Dès lors, il n’est pas étonnant que ces agissements génèrent chez ces derniers, à juste titre d’ailleurs, un sentiment de mécontentement, de frustration et même de colère qui pourrait s’amplifier au point de mettre en danger la pérennité de notre pacte social fondé sur le principe de solidarité.

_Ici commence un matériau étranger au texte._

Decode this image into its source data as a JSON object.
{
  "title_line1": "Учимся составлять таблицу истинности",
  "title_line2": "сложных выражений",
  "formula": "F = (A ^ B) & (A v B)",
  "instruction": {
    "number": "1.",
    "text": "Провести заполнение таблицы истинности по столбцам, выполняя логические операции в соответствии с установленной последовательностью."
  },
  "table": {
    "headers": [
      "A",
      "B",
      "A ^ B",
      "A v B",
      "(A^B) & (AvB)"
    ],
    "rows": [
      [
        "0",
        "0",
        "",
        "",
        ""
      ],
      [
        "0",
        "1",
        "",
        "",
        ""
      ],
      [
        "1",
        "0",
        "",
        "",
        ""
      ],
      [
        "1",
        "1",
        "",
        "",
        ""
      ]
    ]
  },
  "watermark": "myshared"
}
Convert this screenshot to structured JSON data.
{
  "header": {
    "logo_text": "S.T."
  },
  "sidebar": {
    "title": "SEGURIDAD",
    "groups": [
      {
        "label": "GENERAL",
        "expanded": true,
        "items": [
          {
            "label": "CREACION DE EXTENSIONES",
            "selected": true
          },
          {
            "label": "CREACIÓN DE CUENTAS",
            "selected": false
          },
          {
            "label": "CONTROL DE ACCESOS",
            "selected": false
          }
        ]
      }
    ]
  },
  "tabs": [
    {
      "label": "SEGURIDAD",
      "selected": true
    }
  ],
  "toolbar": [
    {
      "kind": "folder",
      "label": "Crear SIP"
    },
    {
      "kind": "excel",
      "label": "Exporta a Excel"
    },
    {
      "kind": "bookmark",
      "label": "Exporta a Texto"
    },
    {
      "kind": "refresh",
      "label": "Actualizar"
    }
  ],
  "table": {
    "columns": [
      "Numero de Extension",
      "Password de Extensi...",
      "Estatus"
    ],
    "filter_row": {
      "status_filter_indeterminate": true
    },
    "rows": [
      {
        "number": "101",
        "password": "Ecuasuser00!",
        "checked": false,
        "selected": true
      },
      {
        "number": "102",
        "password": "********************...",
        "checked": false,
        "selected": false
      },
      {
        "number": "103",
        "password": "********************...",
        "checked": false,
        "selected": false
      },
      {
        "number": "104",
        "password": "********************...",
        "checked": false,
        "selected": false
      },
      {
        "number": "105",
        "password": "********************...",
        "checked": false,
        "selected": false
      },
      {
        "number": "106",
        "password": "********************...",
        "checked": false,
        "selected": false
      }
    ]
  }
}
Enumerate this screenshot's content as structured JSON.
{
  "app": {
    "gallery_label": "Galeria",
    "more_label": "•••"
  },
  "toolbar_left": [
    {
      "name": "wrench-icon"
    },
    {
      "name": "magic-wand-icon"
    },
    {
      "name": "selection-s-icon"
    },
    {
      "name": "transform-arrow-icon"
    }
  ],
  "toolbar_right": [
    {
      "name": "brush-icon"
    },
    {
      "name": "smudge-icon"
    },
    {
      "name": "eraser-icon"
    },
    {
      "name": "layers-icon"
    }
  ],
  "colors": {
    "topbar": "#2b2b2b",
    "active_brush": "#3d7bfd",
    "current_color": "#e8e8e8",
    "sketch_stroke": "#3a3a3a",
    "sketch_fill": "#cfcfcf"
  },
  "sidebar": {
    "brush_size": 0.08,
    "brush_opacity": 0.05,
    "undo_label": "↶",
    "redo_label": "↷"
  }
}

C’est pourquoi le président de la République a fait de la lutte contre cette nouvelle forme de délinquance une priorité. Bien qu’il ait chargé le ministre du budget de rassembler des éléments d’information et d’analyse afin d’instaurer des mesures et des dispositifs de lutte plus efficaces, il apparaît indispensable que la représentation nationale participe à cette démarche et donc qu’elle s’empare activement de cette question.

Pour ces raisons, il est proposé de créer une commission d’enquête qui serait chargée d’identifier les ressorts et la nature de la fraude ainsi que les mécanismes qui y concourent. Elle aurait en outre pour vocation l’analyse des dysfonctionnements et des défaillances des services de gestion et de contrôle qui permettent l’existence et l’augmentation de ces pratiques inacceptables.

PROPOSITION DE RÉSOLUTION

Article unique

Il est créé, en application de l’article 140 et suivants du règlement de l’Assemblée nationale, une commission d’enquête de trente membres visant à analyser la situation des fraudes aux prestations et aux prélèvements sociaux. Cette commission devra identifier la nature de la fraude ainsi que les mécanismes qui y concourent. Elle devra en outre enquêter sur les incohérences, les dysfonctionnements et les défaillances des différents services et organismes administratifs chargés de la prévention et de lutte contre ces pratiques frauduleuses.